Vor anderthalb Jahrhunderten stellte Simon Keyzer, ein anerkannter Gelehrter des javanischen Rechts, fest, dass das Verständnis dieses Rechts von der Kenntnis solcher prägnanten Ausdrücke abhängt, die den Schlüssel zum gesamten Klagewerk darstellen. (Vorwort, C.
F. Winter, Javaansche Zamenspraken, 1858, in dem Hunderte von Sloka untersucht werden, von denen sich die meisten auf die herrschende Rechtspraxis beziehen). Die vorliegende Arbeit stützt sich auf den Inhalt javanischer Rechtstexte aus dem 18.
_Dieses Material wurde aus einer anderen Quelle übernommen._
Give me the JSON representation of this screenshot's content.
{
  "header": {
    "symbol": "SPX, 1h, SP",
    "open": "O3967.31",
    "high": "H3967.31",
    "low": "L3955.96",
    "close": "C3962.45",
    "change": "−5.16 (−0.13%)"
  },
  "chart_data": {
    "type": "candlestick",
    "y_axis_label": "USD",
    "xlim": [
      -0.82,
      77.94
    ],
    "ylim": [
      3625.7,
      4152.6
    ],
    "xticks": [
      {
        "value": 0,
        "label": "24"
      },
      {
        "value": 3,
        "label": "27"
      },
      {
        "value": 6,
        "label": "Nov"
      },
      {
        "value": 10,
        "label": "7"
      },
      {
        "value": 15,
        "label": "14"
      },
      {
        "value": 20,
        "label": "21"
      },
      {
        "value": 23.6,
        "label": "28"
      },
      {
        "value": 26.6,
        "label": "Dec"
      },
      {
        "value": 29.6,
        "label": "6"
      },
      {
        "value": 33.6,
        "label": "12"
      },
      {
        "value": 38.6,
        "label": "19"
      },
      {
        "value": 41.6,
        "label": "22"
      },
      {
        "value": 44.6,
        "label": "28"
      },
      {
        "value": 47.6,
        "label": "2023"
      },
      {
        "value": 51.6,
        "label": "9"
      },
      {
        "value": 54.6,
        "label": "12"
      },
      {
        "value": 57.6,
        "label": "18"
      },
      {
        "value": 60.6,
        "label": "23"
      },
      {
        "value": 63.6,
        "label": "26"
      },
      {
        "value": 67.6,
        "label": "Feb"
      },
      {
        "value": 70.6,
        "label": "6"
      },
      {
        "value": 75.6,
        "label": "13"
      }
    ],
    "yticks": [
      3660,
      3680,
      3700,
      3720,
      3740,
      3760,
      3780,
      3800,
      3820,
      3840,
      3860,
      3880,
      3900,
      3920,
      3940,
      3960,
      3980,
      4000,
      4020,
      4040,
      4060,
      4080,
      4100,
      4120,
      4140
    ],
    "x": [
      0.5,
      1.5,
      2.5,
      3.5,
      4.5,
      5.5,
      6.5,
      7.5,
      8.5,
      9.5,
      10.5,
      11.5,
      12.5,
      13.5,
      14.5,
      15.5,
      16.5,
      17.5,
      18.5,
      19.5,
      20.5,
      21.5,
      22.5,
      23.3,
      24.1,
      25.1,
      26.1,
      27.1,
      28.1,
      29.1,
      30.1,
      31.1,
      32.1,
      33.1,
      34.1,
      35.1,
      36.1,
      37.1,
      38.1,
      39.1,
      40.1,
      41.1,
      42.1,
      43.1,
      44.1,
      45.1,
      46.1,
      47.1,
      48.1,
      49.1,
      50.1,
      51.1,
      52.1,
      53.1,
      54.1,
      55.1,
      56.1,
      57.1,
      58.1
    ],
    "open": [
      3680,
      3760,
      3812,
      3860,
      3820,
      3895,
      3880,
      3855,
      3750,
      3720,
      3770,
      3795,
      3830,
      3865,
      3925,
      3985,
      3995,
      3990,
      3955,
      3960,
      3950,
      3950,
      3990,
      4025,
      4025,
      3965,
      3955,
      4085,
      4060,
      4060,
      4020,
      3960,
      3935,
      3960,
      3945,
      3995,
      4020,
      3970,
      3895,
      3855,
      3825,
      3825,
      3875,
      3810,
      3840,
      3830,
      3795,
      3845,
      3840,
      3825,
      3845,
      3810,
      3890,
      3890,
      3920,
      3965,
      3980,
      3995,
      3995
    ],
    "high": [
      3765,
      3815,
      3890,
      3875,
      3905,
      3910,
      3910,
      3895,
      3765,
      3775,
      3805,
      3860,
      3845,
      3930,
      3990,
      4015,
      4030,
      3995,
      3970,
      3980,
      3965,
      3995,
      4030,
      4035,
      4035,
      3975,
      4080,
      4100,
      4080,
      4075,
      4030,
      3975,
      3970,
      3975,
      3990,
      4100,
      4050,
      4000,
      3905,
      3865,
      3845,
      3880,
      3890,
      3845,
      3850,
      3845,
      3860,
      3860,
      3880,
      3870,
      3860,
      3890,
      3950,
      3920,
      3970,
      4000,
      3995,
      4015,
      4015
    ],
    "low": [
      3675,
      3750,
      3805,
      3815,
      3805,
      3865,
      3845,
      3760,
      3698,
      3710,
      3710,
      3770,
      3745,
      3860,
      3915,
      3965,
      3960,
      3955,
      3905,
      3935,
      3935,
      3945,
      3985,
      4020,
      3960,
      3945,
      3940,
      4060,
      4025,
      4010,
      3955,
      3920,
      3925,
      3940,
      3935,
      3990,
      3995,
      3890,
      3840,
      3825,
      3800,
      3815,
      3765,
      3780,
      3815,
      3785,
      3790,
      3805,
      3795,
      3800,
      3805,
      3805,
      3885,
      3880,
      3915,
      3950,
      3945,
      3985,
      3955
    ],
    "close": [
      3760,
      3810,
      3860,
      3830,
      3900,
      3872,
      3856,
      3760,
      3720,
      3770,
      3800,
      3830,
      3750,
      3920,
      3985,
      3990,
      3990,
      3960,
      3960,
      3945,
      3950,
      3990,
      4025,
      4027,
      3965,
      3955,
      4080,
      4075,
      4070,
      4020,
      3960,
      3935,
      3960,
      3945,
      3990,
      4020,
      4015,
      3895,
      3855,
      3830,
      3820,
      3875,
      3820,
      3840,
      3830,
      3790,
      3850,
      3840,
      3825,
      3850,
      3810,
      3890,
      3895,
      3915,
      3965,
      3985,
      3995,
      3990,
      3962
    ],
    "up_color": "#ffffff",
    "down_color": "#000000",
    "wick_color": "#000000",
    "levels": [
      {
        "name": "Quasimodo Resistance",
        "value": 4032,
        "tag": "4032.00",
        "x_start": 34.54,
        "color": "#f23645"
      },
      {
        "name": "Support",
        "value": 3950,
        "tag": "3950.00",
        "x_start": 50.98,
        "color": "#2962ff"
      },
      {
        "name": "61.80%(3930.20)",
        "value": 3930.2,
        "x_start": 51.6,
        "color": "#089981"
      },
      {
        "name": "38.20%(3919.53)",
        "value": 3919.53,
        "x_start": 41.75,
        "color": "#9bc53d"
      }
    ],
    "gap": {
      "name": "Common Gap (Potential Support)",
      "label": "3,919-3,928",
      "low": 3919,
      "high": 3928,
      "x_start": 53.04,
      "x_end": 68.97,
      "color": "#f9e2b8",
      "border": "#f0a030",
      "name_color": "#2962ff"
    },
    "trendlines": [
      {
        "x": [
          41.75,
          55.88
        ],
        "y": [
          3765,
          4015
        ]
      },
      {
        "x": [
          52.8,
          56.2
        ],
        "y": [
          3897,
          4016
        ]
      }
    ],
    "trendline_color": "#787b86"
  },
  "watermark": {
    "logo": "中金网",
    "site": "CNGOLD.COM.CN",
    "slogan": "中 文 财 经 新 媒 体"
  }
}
Jahrhundert und baut auf Keyzers und Winters Verweisen auf „Sloka-Phänomene“ auf, nämlich auf den eigentlichen Sloka (Maximen) und seine Ableitungen sinalokan (das, was aus dem Sloka gemacht wird), aksara (hier: Rechtsgrundsätze) und prakara (Sache, Fall). Diese werden in der Regel in Vignetten vermittelt, die ihre Funktion veranschaulichen, und bilden als Gruppe die Essenz des traditionellen javanischen geschriebenen Rechts.